Se producía así una curiosa tensión; el cuento gozaba de la libertad que le concedía su discreto espacio en un mercado controlado por la novela; pero la continua producción de normas sobre su construcción específica (normas además ampliamente divulgadas en los talleres literarios) podrían coartar sus desvíos creativos hasta generar narraciones gélidamente perfectas y desarrolladas en series rutinarias.
Los libros aparecidos en ese tiempo han desmentido estos temores. Las obras de Eloy Tizón, Javier Sáez de Ibarra, José Balza, Cristina Fernández Cubas o Hipólito G. Navarro, muestran las posibilidades de un tipo de narración que sabe reconfigurarse situándose en caminos muy diferentes a los contenidos en las normas planteadas por Quiroga en el remoto 1927.
Del mismo modo, excelentes títulos recientes confirman la vitalidad febril y renovada de la narración breve: La composición de la sal de Magela Baudoin, Trampa jaula de Liliana Lara, El estado natural de las cosas de Alejandro Morellón, La claridad de Marcelo Luján, Tierra fresca de su tumba de Giovanna Rivero, Los terneros de Rodrigo Blanco Calderón, Las voladoras de Mónica Ojeda, Geografías de la oscuridad de Katya Adaui o Mientras estamos muertos de José Ovejero, son gozosas, inolvidables experiencias, en las que lo real es reinventado desde la fulguración de pocas páginas habitadas por lo impredecible y lo perturbador.

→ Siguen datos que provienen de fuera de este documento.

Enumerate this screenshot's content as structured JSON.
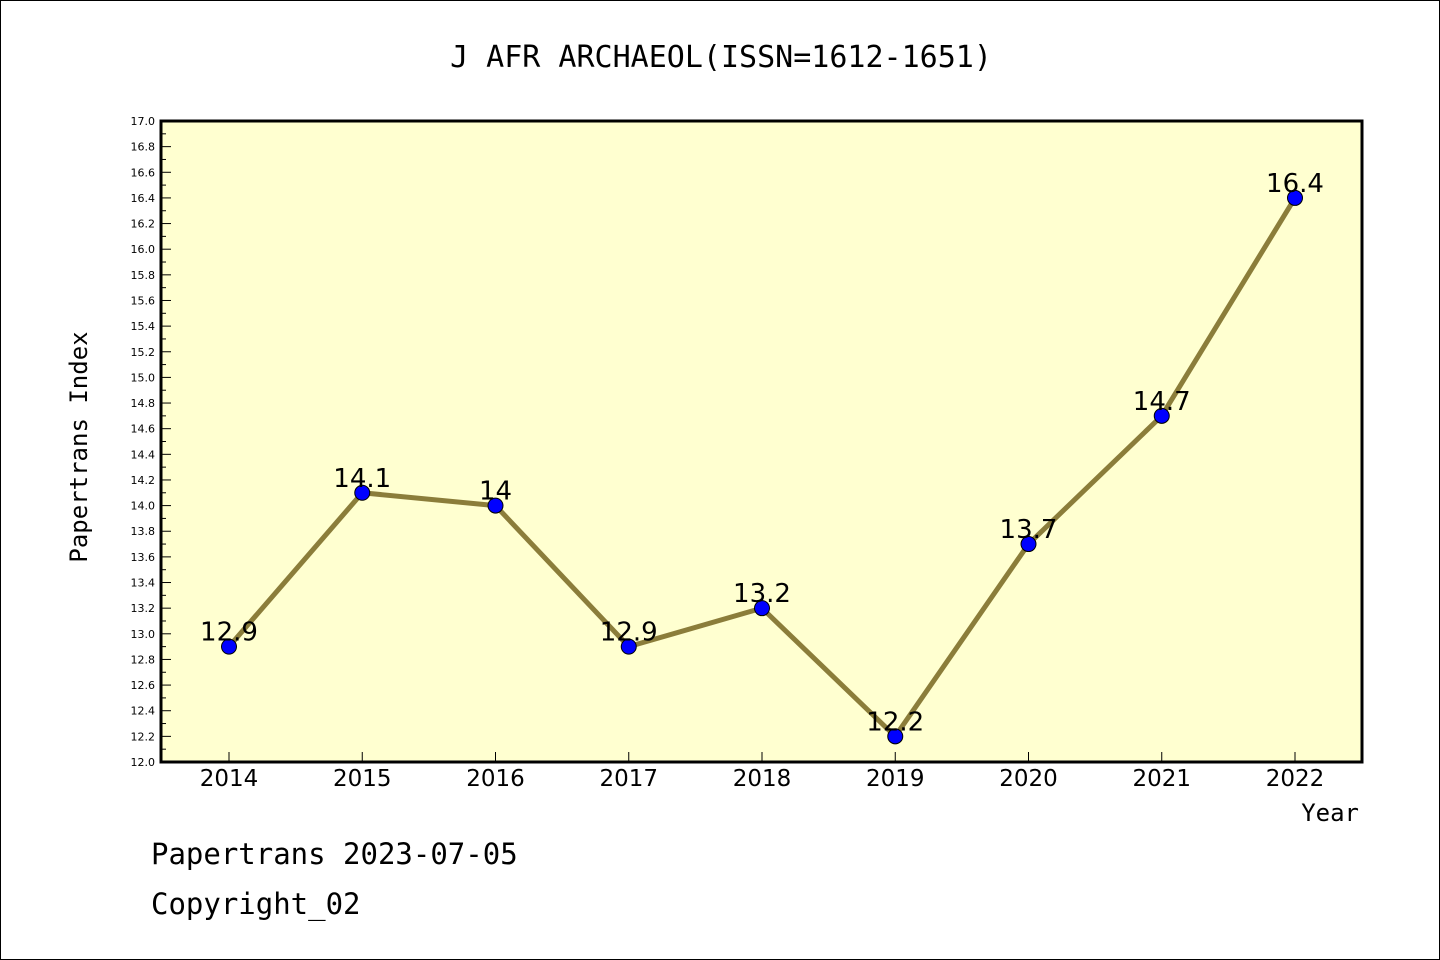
{
  "chart_data": {
    "type": "line",
    "title": "J AFR ARCHAEOL(ISSN=1612-1651)",
    "xlabel": "Year",
    "ylabel": "Papertrans Index",
    "categories": [
      "2014",
      "2015",
      "2016",
      "2017",
      "2018",
      "2019",
      "2020",
      "2021",
      "2022"
    ],
    "series": [
      {
        "values": [
          12.9,
          14.1,
          14.0,
          12.9,
          13.2,
          12.2,
          13.7,
          14.7,
          16.4
        ],
        "labels": [
          "12.9",
          "14.1",
          "14",
          "12.9",
          "13.2",
          "12.2",
          "13.7",
          "14.7",
          "16.4"
        ]
      }
    ],
    "ylim": [
      12.0,
      17.0
    ],
    "ytick_step": 0.2,
    "yticks": [
      "12.0",
      "12.2",
      "12.4",
      "12.6",
      "12.8",
      "13.0",
      "13.2",
      "13.4",
      "13.6",
      "13.8",
      "14.0",
      "14.2",
      "14.4",
      "14.6",
      "14.8",
      "15.0",
      "15.2",
      "15.4",
      "15.6",
      "15.8",
      "16.0",
      "16.2",
      "16.4",
      "16.6",
      "16.8",
      "17.0"
    ],
    "grid": false,
    "legend": "none",
    "colors": {
      "plot_background": "#ffffd0",
      "line": "#8b7d3a",
      "marker": "#0000ff"
    }
  },
  "footer": {
    "line1": "Papertrans 2023-07-05",
    "line2": "Copyright_02"
  }
}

La máquina de hacer pájaros de la autora ecuatoriana Natalia García Freire merece formar parte de este selecto grupo. Once textos caracterizados por una capacidad lírica notable, una fuerza estilística conmovedora que aviva la narración y la convierte en una fuerza ficcional que se expande, se escurre y se comprime.
Hay en todo el conjunto un encantamiento de la prosa donde los humanos, los animales, los frutos y las palabras son parte de la discursividad perenne con que se manifiesta la realidad. Cada texto es un pequeño terremoto, algo que viene anunciado en el cuento que abre el volumen cuando se afirma: «La escritora no recuerda nada. Es el lenguaje el que habla», por lo que asistimos con gratitud y asombro a narraciones en las que el cosmos entero palpita, vive, narra su historia y narra la historia que lo envuelve.
Clima mítico que además incorpora con naturalidad y virtuosismo las referencias al universo de la cultura pop, por lo que el efecto de totalidad resulta avasallante. Lo inmediato es mágico, es materia hinchada de vida, y eso abarca desde el paisaje, los fantasmas, los cuerpos, hasta las apariciones de personajes populares de la televisión.
Lo fantástico sucede de manera desbocada, impredecible, pero se entrelaza con la cotidianeidad realista, de tal modo que una fiesta familiar se transforma en la llegada del fin del mundo y la verosimilitud de esa transición es perfecta. Todo existe para asomar narraciones, para padecerlas, en un ambiente en el que se sucede el atisbo de la violencia familiar, los cuerpos rotos, los apocalipsis grandes y pequeños.
Varios son los cuentos excelentes de este volumen, pero resulta imposible no resaltar un texto como La máscara del oso en el que se utiliza el recordado recurso de Carpentier en el Viaje a la semilla consistente en jugar a la inversión del tiempo humano. Pero en este caso, el cuento de García Freire supera al modelo carpenteriano pues no se trata de una estrategia lúdica, sino de un efecto aterrador generado por la contradicción de que un tema simbólico como el acto de matar al padre se escenifique a través del entierro de un niño.
Maravilloso libro de una autora que consolida la idea de que es necesario leer su propuesta narrativa, a la vez que pone el foco de nuevo sobre la literatura ecuatoriana, literatura que cada vez nos prodiga mayores y consolidades sorpresas.